Ich bezweifle, dass die meisten hier einem Menschen, der zwar irgendwie lieb, aber auch sehr penetrant anhänglich, fordernd und zugleich sehr empfindlich in Bezug auf eigene Belange ist, auf den Kopf zusagen, dass sie der Kontakt auslaugt, langweilt, betrübt. Auch, wenn subtilere Signale ins Leere laufen, denn: nicht erreichbar gibt es nicht mehr, leider. Jedenfalls nicht ohne Konsequenz.
Und es gibt nicht wenige dieser Zeitgenossen, die ein ehrliches „ich hab dafür gerade weder Zeit noch Muße“ geradezu als Aufforderung zum Florett empfinden.
Schutz findet man im Verschwinden.
Vielleicht nicht vorm Traualtar, aber aus dem Terminplaner, den Status-Update anderer.
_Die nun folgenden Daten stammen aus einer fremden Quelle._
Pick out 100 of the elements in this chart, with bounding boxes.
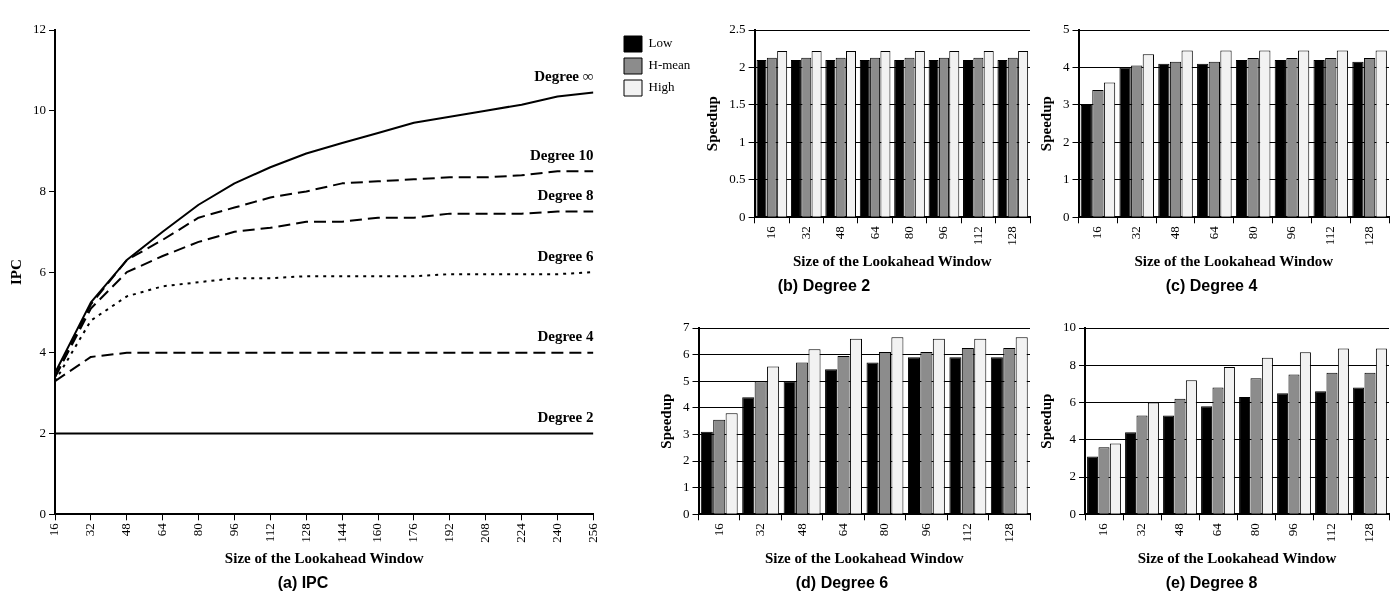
x-tick-label: 32 bbox=[752, 523, 768, 537]
x-tick-label: 48 bbox=[832, 226, 848, 240]
y-tick-label: 8 bbox=[39, 182, 46, 198]
x-tick-label: 128 bbox=[1361, 226, 1377, 246]
x-tick-label: 240 bbox=[548, 523, 564, 543]
x-tick-label: 80 bbox=[190, 523, 205, 537]
x-tick-label: 192 bbox=[441, 523, 457, 543]
text: (b) Degree 2 bbox=[777, 276, 871, 294]
x-tick-label: 112 bbox=[969, 226, 985, 246]
y-tick-label: 6 bbox=[1069, 393, 1077, 409]
text: (a) IPC bbox=[277, 573, 329, 591]
y-tick-label: 2 bbox=[683, 452, 690, 468]
text: (d) Degree 6 bbox=[795, 573, 889, 591]
series-label: Degree 8 bbox=[537, 186, 594, 203]
legend-label: Low bbox=[648, 35, 673, 51]
x-tick-label: 128 bbox=[297, 523, 313, 543]
x-tick-label: 112 bbox=[261, 523, 277, 543]
y-axis-title: Speedup bbox=[1037, 96, 1054, 152]
y-axis-title: Speedup bbox=[704, 96, 721, 152]
y-tick-label: 2 bbox=[1069, 468, 1076, 484]
x-tick-label: 64 bbox=[154, 522, 170, 537]
x-tick-label: 96 bbox=[935, 225, 951, 240]
series-label: Degree 2 bbox=[537, 408, 594, 425]
x-tick-label: 160 bbox=[369, 523, 385, 543]
x-tick-label: 80 bbox=[900, 226, 916, 240]
y-tick-label: 0 bbox=[683, 505, 690, 521]
x-tick-label: 112 bbox=[1322, 226, 1338, 246]
y-tick-label: 4 bbox=[39, 344, 47, 360]
x-tick-label: 112 bbox=[959, 523, 975, 543]
series-label: Degree 4 bbox=[537, 328, 594, 345]
x-tick-label: 32 bbox=[797, 226, 813, 240]
x-tick-label: 128 bbox=[1361, 523, 1377, 543]
x-tick-label: 16 bbox=[1089, 225, 1105, 240]
x-axis-title: Size of the Lookahead Window bbox=[764, 549, 964, 566]
y-tick-label: 5 bbox=[1063, 21, 1070, 37]
x-tick-label: 96 bbox=[917, 522, 933, 537]
x-axis-title: Size of the Lookahead Window bbox=[1137, 549, 1337, 566]
x-tick-label: 16 bbox=[46, 522, 62, 537]
y-tick-label: 8 bbox=[1069, 356, 1076, 372]
x-tick-label: 32 bbox=[82, 523, 98, 537]
x-tick-label: 16 bbox=[1095, 522, 1111, 537]
y-tick-label: 2.5 bbox=[729, 21, 746, 37]
x-tick-label: 64 bbox=[866, 225, 882, 240]
y-tick-label: 6 bbox=[39, 263, 47, 279]
y-tick-label: 0 bbox=[1069, 505, 1076, 521]
x-tick-label: 96 bbox=[1285, 522, 1301, 537]
y-tick-label: 4 bbox=[1063, 58, 1070, 74]
x-tick-label: 32 bbox=[1133, 523, 1149, 537]
series-label: Degree 6 bbox=[537, 247, 594, 264]
y-tick-label: 10 bbox=[1063, 319, 1076, 335]
x-tick-label: 96 bbox=[225, 522, 241, 537]
x-tick-label: 64 bbox=[834, 522, 850, 537]
y-axis-title: Speedup bbox=[657, 393, 674, 449]
y-tick-label: 10 bbox=[33, 102, 46, 118]
series-label: Degree 10 bbox=[529, 146, 594, 163]
y-axis-title: Speedup bbox=[1037, 393, 1054, 449]
legend-label: H-mean bbox=[648, 57, 691, 73]
x-tick-label: 144 bbox=[333, 522, 349, 543]
y-tick-label: 1.5 bbox=[729, 96, 746, 112]
x-tick-label: 48 bbox=[1166, 226, 1182, 240]
y-tick-label: 2 bbox=[39, 425, 46, 441]
y-tick-label: 3 bbox=[1063, 96, 1070, 112]
y-tick-label: 4 bbox=[683, 399, 690, 415]
x-tick-label: 16 bbox=[763, 225, 779, 240]
x-tick-label: 80 bbox=[1247, 523, 1263, 537]
y-tick-label: 1 bbox=[1063, 171, 1070, 187]
y-tick-label: 5 bbox=[683, 372, 690, 388]
y-tick-label: 3 bbox=[683, 425, 690, 441]
legend-label: High bbox=[648, 79, 675, 95]
text: (e) Degree 8 bbox=[1165, 573, 1258, 591]
series-label: Degree ∞ bbox=[534, 67, 594, 84]
x-tick-label: 176 bbox=[405, 522, 421, 543]
x-tick-label: 48 bbox=[793, 523, 809, 537]
y-tick-label: 7 bbox=[683, 319, 690, 335]
x-tick-label: 128 bbox=[1004, 226, 1020, 246]
y-tick-label: 0 bbox=[1063, 208, 1070, 224]
x-tick-label: 256 bbox=[584, 522, 600, 543]
x-axis-title: Size of the Lookahead Window bbox=[224, 549, 424, 566]
x-tick-label: 16 bbox=[710, 522, 726, 537]
x-tick-label: 80 bbox=[1244, 226, 1260, 240]
x-tick-label: 32 bbox=[1128, 226, 1144, 240]
x-axis-title: Size of the Lookahead Window bbox=[792, 252, 992, 269]
x-tick-label: 112 bbox=[1323, 523, 1339, 543]
x-tick-label: 224 bbox=[513, 522, 529, 543]
x-tick-label: 48 bbox=[118, 523, 134, 537]
y-tick-label: 12 bbox=[33, 21, 46, 37]
y-tick-label: 1 bbox=[683, 479, 690, 495]
x-axis-title: Size of the Lookahead Window bbox=[1134, 252, 1334, 269]
x-tick-label: 64 bbox=[1205, 225, 1221, 240]
x-tick-label: 48 bbox=[1171, 523, 1187, 537]
text: (c) Degree 4 bbox=[1165, 276, 1258, 294]
y-tick-label: 0 bbox=[39, 505, 46, 521]
y-tick-label: 0 bbox=[739, 208, 746, 224]
x-tick-label: 128 bbox=[1000, 523, 1016, 543]
x-tick-label: 64 bbox=[1209, 522, 1225, 537]
x-tick-label: 96 bbox=[1283, 225, 1299, 240]
y-tick-label: 2 bbox=[1063, 133, 1070, 149]
x-tick-label: 80 bbox=[876, 523, 892, 537]
y-tick-label: 1 bbox=[739, 133, 746, 149]
y-tick-label: 2 bbox=[739, 58, 746, 74]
Weil man da eigentlich von vornherein viel zu schnell hineinbedacht wurde?
Klar, ein „Du nervst/langweilst mich.“ wäre angebracht. Aber ist das so-sein des anderen Grund für eine barsche Abweisung? Sind wir wirklich immer so ehrlich?
Ich hatte als ganz junge Frau mal eine Affäre mit einer Frau, in deren Bett ich eigentlich deshalb gelandet bin, weil ich frisch getrennt, recht krank geworden bin.
Klingt irre, war es auch.
Die hat mich in einer Situation aufgepflückt, in der ich mir kaum helfen konnte und mich mit fast mütterlicher Fürsorge in ihr Nest verfrachtet. Da bin ich dann aufgewacht und hab mich für Nähe mit Sex bedankt. Es war mir ein Bedürfnis.
Gepasst haben wir zueinander in keiner Weise.
War beiden klar. Für Sex hat es aber damals gereicht. Casual.
Ich habe versucht, das freundlich zu erklären. Dass ich gerade voll am Arsch bin. (Da fanden mich bisher die meisten Frauen unfassbar unwiderstehlich, verrückt.) Dass es nur das Jetzt geben kann. Das wurde fürsorglich belächelt.
Irgendwann hatte ich einfach keine Zeit mehr dafür, so schlimm sich das auch liest. Mein Leben sollte konstruktiv weiter gehen. Ich fühlte mich von Kleister überzogen. Kann mich noch erinnern, wie ich zum letzten Mal, fast erleichtert, ihre Wohnung verließ. Weil mir klar war, dass ich nicht zurück muss, nur, weil sie es will. Ich hatte dann einfach keine Zeit mehr und irgendwann hörten die Nachfragen zum Glück auch auf.
Ich denke, sie würde das heute zurecht als Ghosting beschreiben. Ich bin nicht stolz drauf. Aber hatte keine andere Ausdrucksform, weil ich sie nicht noch mehr verletzen und mir die Kraft sparen wollte, um mich im Rückspiegel endlos zu erklären.